Daria Rutkowska (Univ Pretoria) detailed how African horsesickness orbivirus (AHSV) VP7 protein had significant potential as a scaffold that could act as a vaccine carrier.  The native protein formed as trimers assembled in a VP3+VP7 “core” particle; however, the VP7 when expressed alone could form soluble trimmers – and the “top” domain hydrophilic loop can tolerate large inserts.  The group had very promising FMDV P1 peptide responses from engineered VP7 constructs, including protection of experimental animals.

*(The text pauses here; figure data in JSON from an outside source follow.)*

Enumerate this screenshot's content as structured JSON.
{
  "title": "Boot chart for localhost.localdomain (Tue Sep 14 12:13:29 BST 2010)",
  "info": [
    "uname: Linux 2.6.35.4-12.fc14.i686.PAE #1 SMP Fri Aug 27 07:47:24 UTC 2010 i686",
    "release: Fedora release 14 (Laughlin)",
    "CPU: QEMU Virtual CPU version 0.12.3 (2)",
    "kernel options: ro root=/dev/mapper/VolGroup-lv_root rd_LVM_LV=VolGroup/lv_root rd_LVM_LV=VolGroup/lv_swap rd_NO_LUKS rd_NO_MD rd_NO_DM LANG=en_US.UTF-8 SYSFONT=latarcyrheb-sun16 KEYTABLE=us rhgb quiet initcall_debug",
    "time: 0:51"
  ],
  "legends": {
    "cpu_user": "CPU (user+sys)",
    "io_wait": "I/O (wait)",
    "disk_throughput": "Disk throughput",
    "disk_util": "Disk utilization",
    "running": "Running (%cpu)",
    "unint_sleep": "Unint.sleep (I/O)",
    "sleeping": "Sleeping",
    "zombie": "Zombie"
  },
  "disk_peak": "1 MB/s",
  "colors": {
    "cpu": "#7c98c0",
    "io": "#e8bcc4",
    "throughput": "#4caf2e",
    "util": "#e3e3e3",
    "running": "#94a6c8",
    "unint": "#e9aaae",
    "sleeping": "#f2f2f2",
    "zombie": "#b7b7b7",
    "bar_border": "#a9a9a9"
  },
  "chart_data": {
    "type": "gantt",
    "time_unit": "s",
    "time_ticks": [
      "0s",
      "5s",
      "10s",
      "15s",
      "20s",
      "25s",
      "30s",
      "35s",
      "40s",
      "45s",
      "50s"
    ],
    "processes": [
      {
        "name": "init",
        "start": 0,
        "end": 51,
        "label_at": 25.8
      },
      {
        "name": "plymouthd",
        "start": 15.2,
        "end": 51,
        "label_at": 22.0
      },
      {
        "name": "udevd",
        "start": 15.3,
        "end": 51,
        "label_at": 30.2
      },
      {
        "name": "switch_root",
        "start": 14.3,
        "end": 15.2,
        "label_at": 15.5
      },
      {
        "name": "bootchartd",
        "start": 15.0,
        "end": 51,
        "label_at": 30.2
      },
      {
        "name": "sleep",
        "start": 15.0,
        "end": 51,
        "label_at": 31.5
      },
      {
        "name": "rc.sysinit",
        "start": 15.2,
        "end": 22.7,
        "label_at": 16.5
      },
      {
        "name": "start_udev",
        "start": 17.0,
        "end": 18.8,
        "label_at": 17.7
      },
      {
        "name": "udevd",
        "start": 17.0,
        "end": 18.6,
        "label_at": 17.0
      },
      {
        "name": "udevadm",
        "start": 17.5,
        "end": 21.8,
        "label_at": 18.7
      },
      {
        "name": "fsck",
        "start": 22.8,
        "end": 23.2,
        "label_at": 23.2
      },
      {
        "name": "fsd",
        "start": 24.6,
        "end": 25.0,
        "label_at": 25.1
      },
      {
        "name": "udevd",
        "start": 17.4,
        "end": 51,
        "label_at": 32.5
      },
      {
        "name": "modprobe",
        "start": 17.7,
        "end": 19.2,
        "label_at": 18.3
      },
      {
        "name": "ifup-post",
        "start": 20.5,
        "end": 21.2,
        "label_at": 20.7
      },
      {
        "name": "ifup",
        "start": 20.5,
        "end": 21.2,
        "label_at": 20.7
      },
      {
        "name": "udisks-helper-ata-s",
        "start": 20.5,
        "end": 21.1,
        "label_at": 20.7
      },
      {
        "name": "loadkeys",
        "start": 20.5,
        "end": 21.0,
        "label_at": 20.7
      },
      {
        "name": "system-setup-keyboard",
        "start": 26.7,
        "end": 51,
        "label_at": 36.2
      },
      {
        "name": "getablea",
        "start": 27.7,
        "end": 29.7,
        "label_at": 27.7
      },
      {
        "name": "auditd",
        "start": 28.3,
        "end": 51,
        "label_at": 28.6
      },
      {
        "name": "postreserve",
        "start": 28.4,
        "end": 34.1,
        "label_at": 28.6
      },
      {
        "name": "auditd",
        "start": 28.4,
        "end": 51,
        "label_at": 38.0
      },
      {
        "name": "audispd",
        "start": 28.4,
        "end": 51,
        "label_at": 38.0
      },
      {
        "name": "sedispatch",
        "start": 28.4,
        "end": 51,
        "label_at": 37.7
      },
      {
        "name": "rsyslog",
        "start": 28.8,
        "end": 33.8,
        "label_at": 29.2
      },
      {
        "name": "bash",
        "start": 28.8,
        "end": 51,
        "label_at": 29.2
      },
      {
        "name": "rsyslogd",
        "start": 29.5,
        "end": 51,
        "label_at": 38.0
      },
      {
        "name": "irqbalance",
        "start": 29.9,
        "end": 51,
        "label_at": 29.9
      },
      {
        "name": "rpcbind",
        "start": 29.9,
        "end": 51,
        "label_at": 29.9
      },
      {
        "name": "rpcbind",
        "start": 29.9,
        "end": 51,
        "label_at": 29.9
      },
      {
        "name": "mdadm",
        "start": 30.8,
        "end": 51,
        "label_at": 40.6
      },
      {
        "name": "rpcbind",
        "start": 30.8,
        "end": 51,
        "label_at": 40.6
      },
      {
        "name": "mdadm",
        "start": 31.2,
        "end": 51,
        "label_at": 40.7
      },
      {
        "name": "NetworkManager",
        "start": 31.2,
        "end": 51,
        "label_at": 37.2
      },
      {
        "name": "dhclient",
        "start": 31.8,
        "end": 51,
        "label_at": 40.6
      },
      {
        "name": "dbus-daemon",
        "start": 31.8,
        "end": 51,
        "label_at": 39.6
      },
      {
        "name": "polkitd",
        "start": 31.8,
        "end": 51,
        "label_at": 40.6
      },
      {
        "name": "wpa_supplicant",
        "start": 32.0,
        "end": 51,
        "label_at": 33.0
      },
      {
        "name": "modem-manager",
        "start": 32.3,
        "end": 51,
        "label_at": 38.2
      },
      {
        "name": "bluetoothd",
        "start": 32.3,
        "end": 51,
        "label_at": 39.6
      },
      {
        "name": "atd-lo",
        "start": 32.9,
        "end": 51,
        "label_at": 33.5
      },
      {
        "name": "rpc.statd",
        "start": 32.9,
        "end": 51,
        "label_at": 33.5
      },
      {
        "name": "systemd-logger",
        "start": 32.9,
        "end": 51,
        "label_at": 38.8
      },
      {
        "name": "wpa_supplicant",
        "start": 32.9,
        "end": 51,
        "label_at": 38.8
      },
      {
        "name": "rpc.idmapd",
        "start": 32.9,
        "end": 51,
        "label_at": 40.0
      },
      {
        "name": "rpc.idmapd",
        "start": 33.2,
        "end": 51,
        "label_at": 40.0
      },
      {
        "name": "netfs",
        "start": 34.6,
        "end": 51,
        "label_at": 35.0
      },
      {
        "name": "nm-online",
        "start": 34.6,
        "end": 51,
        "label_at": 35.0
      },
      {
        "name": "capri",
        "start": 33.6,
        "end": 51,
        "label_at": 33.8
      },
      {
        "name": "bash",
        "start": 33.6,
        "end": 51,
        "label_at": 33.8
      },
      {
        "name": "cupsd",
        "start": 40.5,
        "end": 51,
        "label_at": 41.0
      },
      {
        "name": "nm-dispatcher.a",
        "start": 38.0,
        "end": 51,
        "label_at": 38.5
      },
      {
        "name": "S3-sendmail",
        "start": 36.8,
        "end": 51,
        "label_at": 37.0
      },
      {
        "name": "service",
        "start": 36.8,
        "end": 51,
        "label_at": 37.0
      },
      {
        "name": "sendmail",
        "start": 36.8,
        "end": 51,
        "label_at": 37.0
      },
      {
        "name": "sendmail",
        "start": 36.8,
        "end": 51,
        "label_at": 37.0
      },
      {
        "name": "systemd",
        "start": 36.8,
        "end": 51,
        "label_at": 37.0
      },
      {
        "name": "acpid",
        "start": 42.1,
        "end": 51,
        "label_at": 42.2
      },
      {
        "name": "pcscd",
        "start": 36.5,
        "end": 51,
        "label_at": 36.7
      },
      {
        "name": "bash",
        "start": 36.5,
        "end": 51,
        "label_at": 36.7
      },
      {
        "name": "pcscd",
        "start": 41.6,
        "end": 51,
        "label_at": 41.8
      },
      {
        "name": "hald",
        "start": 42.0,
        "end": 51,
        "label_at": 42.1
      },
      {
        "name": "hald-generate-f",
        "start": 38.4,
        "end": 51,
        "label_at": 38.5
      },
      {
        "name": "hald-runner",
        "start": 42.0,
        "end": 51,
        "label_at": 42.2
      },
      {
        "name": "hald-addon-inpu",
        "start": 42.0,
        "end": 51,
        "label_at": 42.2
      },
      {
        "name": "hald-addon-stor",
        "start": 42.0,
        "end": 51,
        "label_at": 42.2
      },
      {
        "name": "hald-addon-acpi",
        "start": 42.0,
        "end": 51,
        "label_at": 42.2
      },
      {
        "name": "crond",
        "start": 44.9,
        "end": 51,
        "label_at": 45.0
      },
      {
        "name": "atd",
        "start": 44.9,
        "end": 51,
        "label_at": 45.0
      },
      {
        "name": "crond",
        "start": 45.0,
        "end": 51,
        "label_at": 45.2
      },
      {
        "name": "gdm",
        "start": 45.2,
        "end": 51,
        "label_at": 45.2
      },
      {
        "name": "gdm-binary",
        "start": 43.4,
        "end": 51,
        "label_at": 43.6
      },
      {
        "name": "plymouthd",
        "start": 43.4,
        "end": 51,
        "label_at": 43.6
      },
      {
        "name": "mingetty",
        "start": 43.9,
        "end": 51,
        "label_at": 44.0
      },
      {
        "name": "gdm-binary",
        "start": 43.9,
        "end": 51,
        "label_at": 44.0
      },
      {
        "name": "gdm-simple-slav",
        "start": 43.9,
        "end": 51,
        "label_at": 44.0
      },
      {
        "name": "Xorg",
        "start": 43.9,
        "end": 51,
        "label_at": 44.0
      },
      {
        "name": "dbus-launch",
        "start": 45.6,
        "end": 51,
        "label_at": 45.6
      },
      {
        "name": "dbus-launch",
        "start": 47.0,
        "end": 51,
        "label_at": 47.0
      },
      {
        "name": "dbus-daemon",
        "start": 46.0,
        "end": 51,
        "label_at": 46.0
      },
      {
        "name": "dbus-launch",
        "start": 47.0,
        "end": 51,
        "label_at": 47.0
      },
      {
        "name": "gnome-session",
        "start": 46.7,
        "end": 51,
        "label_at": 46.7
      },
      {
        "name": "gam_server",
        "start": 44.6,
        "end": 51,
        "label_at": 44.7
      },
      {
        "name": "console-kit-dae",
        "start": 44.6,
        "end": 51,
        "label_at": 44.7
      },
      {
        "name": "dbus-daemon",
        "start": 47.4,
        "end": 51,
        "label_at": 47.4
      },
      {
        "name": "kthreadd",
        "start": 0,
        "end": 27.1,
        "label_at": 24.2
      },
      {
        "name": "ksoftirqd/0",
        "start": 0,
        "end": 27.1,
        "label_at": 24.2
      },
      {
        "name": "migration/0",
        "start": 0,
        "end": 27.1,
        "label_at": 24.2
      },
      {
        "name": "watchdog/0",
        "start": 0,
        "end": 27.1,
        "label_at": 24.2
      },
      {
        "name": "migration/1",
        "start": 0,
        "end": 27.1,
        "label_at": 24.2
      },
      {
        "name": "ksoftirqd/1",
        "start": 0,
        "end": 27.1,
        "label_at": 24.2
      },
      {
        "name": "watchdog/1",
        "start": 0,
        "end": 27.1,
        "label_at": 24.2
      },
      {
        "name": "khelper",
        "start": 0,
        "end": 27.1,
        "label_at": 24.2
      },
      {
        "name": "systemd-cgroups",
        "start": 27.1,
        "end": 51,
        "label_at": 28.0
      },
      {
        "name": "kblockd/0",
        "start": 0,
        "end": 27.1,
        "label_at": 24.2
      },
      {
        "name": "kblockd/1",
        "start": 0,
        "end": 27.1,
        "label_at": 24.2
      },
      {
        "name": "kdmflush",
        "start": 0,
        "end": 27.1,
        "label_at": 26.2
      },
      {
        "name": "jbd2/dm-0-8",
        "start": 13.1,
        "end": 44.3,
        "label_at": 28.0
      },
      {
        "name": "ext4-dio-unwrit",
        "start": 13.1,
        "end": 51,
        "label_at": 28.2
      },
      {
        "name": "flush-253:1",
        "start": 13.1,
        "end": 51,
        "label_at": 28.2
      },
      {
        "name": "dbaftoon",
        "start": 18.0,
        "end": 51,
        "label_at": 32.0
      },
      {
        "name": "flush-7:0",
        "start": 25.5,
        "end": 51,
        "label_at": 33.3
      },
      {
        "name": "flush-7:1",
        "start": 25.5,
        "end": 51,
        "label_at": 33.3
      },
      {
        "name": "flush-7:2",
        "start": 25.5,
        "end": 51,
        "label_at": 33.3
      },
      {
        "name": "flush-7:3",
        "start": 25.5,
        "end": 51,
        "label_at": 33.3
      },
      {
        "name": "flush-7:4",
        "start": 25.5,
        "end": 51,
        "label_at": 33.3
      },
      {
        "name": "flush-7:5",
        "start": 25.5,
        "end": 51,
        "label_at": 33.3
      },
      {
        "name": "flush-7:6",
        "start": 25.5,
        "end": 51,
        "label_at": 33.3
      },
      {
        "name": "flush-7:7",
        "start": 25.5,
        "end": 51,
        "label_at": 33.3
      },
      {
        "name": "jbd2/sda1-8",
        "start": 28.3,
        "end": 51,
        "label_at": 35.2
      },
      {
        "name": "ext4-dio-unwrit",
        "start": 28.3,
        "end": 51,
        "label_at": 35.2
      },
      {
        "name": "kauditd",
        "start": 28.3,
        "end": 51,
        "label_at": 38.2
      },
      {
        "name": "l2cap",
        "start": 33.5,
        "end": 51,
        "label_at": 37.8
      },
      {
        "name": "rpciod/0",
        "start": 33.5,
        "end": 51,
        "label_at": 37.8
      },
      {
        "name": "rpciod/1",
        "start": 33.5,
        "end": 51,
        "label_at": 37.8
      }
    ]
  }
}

P Jansen van Veeren of the National Institute of Communicable Disease in Johannesburg finished off the session, with a description of the cellular pathology caused by Rift Valley fever bunyavirus (RVFV) in mice in acute infections.  The virus seems to have been of particular international interest recently as a potential bioterror agent; however, global warming is also responsible for its mosquito vector spreading outside of its natural base in Africa to the Arabian peninsula, and there are fears of the virus getting into Europe soon.  While there are vaccines against the virus, including a live attenuated version, none are licenced for human use.  It was interesting to hear that the viral NP appears to be the main immunogen, as there are massive amounts of NP produced in infection, and huge responses to it in infected animals – and NP immunisation protects mice.  There is a good Ab response but it is not neutralising, while NP is released independently of other proteins from infected cells.  The liver is the major target of virus infection, with a bias to apoptosis of hepatocytes and severe inflammatory responses.  Viral load is linked to these effects and is much lower in vaccinees.  Immunisation reduces liver replication markedly; that in the spleen less so.  A screen of cytokines and other gene responses showed a big down-regulation of many genes in non-vaccinated mice to do with cytokines, and down-regulation of B and T cells and NK cells.  He thinks recombinant vaccine candidates should have both the surface glycoproteins and the NP in order to be effective – and that there is a major need for proper reagents for big animal studies.